PyPI version Python 3.12+ License: MIT Tests Codecov Documentation

A Python library for validating data migrations between cloud data warehouses. Built on datacompy, PyCaroline provides a unified interface for connecting[...]

Named in honor of Caroline 💜

Why PyCaroline?

Data migrations are risky. Whether you're moving from Snowflake to BigQuery, consolidating data warehouses, or validating ETL pipelines, you need confidence that your data arrived intact. PyCaroli[...]

Features

  • 🔌 Multi-database support - Snowflake, BigQuery, Redshift with unified API
  • 🔍 Flexible comparison - Row-level and column-level with configurable tolerances
  • 📊 Rich reports - JSON summaries, CSV details, and beautiful HTML reports
  • 🖥️ CLI & Python API - Use from command line or integrate into your code
  • ⚙️ Configuration-driven - YAML config with environment variable substitution
  • 🧪 Well-tested - 90%+ test coverage with property-based tests
  • 🐍 Modern Python - Supports Python 3.12 and 3.13

Installation

# Using uv (recommended)
uv add pycaroline

# Using pip
pip install pycaroline

With Database-Specific Dependencies

# Snowflake
uv add "pycaroline[snowflake]"

# BigQuery
uv add "pycaroline[bigquery]"

# Redshift
uv add "pycaroline[redshift]"

# All databases
uv add "pycaroline[all]"

Quick Start

Python API

from pycaroline import DataValidator, ConfigLoader, DataComparator, ComparisonConfig
from pathlib import Path

# Using configuration file
config = ConfigLoader.load(Path("validation_config.yaml"))
validator = DataValidator(config)
results = validator.validate()

for table, result in results.items():
    print(f"{table}: {result.matching_rows}/{result.source_row_count} rows match")

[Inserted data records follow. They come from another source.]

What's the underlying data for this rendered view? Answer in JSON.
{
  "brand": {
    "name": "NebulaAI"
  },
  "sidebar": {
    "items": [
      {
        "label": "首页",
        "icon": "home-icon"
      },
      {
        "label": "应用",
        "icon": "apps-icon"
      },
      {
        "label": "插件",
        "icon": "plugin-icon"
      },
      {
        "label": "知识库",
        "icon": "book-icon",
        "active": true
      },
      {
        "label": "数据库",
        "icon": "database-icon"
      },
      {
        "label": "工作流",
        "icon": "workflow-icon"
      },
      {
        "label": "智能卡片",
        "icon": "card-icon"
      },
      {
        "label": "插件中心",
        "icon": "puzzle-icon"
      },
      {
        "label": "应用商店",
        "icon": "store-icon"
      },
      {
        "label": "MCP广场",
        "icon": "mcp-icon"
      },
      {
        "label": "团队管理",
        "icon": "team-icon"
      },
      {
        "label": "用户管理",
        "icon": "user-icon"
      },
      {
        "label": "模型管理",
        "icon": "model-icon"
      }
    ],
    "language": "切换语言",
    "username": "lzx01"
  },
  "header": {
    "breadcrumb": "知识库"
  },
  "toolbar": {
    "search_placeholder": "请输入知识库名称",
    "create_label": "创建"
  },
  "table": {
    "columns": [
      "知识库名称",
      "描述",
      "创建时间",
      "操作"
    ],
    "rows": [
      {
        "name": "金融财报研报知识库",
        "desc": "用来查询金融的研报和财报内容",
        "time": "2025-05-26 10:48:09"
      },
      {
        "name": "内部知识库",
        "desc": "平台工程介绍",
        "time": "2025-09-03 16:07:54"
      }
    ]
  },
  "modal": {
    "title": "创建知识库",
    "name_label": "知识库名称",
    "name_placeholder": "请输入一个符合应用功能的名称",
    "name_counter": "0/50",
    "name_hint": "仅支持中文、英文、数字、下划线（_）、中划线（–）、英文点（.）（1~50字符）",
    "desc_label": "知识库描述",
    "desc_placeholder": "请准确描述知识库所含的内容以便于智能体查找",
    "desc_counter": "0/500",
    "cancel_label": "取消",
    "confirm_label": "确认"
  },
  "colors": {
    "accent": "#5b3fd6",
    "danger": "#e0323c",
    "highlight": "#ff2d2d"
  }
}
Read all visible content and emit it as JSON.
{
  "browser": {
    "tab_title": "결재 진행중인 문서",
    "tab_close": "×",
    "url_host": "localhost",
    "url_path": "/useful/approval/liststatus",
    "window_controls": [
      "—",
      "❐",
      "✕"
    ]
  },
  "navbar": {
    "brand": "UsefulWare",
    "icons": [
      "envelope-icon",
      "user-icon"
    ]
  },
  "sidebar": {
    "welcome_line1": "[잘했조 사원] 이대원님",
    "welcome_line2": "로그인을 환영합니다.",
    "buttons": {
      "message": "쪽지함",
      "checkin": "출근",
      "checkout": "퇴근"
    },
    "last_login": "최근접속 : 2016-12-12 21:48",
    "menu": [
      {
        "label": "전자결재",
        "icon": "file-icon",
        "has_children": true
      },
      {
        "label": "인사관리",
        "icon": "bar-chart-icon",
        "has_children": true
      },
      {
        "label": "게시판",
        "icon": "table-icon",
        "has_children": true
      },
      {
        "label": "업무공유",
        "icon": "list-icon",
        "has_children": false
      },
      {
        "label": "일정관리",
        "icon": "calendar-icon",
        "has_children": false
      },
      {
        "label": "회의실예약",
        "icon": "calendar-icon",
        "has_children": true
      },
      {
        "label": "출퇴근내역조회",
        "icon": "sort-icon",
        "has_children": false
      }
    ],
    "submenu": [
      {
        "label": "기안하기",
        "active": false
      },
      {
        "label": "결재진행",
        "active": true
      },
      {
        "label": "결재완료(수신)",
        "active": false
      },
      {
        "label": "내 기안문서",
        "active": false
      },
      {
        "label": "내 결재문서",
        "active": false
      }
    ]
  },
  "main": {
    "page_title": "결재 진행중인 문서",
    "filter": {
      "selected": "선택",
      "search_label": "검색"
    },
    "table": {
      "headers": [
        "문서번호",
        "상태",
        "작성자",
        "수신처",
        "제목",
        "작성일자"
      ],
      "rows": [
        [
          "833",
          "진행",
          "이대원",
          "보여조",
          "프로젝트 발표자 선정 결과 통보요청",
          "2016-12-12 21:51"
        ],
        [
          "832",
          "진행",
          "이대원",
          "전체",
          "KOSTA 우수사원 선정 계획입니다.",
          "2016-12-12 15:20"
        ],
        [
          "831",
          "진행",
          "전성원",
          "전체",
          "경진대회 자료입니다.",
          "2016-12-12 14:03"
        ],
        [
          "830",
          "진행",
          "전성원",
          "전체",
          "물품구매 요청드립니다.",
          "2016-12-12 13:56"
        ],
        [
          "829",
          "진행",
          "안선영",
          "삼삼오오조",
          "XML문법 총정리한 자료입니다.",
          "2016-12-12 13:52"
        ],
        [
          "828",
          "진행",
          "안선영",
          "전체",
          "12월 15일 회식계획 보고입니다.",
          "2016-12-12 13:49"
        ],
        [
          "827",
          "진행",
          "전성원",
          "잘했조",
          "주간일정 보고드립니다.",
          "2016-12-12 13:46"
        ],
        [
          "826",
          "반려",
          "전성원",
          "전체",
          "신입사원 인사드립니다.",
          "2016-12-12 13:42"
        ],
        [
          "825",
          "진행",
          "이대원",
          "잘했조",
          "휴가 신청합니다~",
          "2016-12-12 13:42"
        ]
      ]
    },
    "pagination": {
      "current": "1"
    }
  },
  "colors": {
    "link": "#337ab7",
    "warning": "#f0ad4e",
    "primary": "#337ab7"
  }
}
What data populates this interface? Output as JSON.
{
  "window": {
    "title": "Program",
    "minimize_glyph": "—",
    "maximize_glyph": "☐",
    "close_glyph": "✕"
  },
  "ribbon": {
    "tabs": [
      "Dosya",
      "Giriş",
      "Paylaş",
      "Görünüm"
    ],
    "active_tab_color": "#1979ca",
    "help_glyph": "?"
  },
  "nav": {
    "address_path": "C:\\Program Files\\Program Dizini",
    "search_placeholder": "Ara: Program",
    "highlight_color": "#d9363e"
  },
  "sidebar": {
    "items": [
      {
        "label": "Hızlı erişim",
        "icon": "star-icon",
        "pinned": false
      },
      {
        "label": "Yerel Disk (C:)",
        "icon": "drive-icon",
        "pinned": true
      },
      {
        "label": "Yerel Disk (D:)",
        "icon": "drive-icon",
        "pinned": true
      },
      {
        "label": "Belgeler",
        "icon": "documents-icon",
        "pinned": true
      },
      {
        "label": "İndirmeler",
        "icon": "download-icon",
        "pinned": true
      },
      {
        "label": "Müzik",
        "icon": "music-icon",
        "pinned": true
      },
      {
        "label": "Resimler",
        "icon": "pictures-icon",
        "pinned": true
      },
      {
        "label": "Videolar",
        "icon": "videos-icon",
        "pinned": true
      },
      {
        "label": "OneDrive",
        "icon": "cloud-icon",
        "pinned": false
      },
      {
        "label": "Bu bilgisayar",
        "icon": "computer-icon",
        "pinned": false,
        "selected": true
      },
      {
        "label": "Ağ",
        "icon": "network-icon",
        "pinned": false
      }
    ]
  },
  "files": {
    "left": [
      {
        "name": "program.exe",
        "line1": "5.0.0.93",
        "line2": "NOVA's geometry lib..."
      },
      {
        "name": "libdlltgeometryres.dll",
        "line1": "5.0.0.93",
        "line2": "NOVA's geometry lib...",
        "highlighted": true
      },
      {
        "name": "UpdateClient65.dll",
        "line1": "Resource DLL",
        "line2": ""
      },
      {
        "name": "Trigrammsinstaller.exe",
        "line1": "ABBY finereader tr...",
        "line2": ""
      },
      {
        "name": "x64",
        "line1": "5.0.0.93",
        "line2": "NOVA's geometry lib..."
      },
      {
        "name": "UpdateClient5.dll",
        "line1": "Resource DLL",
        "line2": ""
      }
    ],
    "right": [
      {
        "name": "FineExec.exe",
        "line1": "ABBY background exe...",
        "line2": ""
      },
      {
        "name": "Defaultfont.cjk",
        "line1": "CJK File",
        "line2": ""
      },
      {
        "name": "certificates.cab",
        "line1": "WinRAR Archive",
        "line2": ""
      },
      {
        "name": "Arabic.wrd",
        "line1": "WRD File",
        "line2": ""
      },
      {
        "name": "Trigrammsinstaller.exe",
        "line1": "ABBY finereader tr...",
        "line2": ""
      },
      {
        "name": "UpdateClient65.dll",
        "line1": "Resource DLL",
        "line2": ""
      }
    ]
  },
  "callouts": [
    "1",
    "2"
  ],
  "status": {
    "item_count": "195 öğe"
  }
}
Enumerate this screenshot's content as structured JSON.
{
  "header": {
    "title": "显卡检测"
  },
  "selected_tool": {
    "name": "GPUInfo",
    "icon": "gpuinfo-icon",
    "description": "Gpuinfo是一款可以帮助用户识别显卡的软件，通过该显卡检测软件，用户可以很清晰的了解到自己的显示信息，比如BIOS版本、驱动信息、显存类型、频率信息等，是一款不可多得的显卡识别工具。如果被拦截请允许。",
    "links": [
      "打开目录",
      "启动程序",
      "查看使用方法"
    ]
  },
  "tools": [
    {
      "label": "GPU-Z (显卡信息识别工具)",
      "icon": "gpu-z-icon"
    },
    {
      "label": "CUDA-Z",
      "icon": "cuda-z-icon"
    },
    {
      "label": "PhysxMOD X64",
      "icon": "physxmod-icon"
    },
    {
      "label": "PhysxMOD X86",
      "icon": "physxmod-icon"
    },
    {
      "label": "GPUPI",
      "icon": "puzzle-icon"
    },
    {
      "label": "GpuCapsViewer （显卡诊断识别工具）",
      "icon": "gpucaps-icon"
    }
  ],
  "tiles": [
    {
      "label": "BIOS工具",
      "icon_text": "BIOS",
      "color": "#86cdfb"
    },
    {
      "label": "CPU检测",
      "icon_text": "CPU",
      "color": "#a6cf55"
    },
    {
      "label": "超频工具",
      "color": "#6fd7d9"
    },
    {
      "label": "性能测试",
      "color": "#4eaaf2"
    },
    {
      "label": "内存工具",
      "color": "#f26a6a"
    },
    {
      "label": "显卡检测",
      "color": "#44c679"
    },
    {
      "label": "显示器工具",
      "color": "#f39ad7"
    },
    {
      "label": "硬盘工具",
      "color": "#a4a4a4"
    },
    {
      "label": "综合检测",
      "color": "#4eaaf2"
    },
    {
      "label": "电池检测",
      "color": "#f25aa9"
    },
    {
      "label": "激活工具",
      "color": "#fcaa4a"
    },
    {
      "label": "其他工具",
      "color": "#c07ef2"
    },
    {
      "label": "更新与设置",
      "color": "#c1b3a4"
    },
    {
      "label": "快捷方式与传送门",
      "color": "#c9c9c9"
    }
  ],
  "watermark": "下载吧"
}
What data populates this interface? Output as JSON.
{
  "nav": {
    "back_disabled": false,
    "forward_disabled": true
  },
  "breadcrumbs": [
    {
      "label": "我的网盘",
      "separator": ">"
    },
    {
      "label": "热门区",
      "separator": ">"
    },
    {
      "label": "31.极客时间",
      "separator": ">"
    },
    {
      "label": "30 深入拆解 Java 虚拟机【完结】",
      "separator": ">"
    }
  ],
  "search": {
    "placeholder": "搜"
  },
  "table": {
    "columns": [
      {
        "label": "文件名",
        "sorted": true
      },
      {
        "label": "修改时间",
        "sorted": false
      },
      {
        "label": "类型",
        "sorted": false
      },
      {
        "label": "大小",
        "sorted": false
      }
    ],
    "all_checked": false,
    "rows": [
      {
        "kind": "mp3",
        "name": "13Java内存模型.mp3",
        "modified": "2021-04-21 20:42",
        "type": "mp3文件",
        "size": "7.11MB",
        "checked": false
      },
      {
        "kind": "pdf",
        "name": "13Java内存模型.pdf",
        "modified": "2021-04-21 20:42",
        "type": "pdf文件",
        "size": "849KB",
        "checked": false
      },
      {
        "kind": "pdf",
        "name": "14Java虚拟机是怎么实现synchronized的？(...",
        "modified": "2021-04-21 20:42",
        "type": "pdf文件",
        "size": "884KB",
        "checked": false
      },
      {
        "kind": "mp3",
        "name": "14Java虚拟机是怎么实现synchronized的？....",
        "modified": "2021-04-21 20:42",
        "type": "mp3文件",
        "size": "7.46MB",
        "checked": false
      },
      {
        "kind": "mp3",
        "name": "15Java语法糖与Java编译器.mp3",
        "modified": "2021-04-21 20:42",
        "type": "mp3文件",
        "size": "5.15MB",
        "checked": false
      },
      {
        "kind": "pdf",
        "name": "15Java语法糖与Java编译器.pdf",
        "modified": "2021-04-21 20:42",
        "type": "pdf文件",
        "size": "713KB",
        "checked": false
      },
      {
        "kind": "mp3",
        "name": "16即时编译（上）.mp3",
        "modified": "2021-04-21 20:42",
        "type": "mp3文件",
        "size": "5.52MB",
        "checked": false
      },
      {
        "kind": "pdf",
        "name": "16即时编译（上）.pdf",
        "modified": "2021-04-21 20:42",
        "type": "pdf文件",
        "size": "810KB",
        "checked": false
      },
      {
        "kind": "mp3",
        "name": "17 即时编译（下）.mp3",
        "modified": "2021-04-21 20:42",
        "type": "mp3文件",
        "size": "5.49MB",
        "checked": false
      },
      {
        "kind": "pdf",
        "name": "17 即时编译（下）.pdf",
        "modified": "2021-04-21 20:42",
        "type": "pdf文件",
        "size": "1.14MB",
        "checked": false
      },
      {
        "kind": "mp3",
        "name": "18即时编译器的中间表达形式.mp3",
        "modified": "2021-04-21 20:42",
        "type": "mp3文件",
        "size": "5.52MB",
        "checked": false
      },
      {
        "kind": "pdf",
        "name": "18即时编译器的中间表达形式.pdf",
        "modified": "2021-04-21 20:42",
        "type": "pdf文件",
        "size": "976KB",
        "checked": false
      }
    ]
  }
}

Direct DataFrame Comparison

import polars as pl
from pycaroline import DataComparator, ComparisonConfig

source_df = pl.DataFrame({"id": [1, 2, 3], "value": ["a", "b", "c"]})
target_df = pl.DataFrame({"id": [1, 2, 4], "value": ["a", "B", "d"]})

comparator = DataComparator(ComparisonConfig(
    join_columns=["id"],
    ignore_case=True,
    ignore_spaces=True,
))
result = comparator.compare(source_df, target_df)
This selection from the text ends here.